FDA Approves Antisense Oligonucleotide Therapy Golodirsen for Duchenne Muscular Dystrophy Subtype 

  • Antisense oligonucleotide therapy
  • Duchenne muscular dystrophy
  • Golodirsen
  • Neuromuscular disease

The Food and Drug Administration (FDA) granted accelerated approval to an antisense oligonucleotide (ASO) therapy, golodirsen (Vyondys 53; Sarepta Therapeutics, Cambridge, MA), for treatment of individuals with Duchenne muscular dystrophy (DMD) who have a confirmed mutation of the dystrophin gene that is amenable to exon 53 skipping. It is estimated that approximately 8% of individuals with DMD have this mutation. Golodirsen is produced on a phosphorodiamidate morpholino oligomer (PMO) platform and administered by injection. 

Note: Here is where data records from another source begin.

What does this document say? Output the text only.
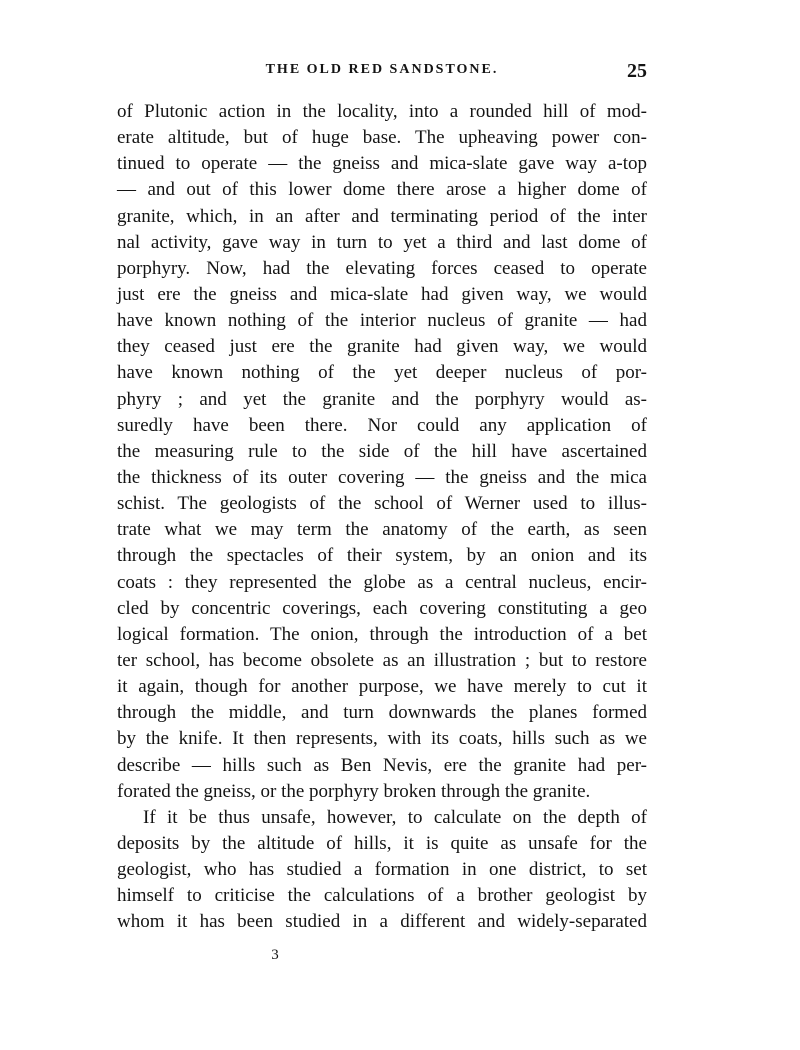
THE OLD RED SANDSTONE.	25
of Plutonic action in the locality, into a rounded hill of mod-
erate altitude, but of huge base. The upheaving power con-
tinued to operate — the gneiss and mica-slate gave way a-top
— and out of this lower dome there arose a higher dome of
granite, which, in an after and terminating period of the inter
nal activity, gave way in turn to yet a third and last dome of
porphyry. Now, had the elevating forces ceased to operate
just ere the gneiss and mica-slate had given way, we would
have known nothing of the interior nucleus of granite — had
they ceased just ere the granite had given way, we would
have known nothing of the yet deeper nucleus of por-
phyry ; and yet the granite and the porphyry would as-
suredly have been there. Nor could any application of
the measuring rule to the side of the hill have ascertained
the thickness of its outer covering — the gneiss and the mica
schist. The geologists of the school of Werner used to illus-
trate what we may term the anatomy of the earth, as seen
through the spectacles of their system, by an onion and its
coats : they represented the globe as a central nucleus, encir-
cled by concentric coverings, each covering constituting a geo
logical formation. The onion, through the introduction of a bet
ter school, has become obsolete as an illustration ; but to restore
it again, though for another purpose, we have merely to cut it
through the middle, and turn downwards the planes formed
by the knife. It then represents, with its coats, hills such as we
describe — hills such as Ben Nevis, ere the granite had per-
forated the gneiss, or the porphyry broken through the granite.
If it be thus unsafe, however, to calculate on the depth of
deposits by the altitude of hills, it is quite as unsafe for the
geologist, who has studied a formation in one district, to set
himself to criticise the calculations of a brother geologist by
whom it has been studied in a different and widely-separated
3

The accelerated approval of golodirsen is based on the surrogate endpoint of an increase in dystrophin production in the skeletal muscle observed in some participants treated with the drug. A clinical benefit of the drug, including improved motor function, has not been established. In making this decision, the FDA considered the potential risks associated with golodirsen, the life-threatening and debilitating nature of the disease and the lack of available therapy.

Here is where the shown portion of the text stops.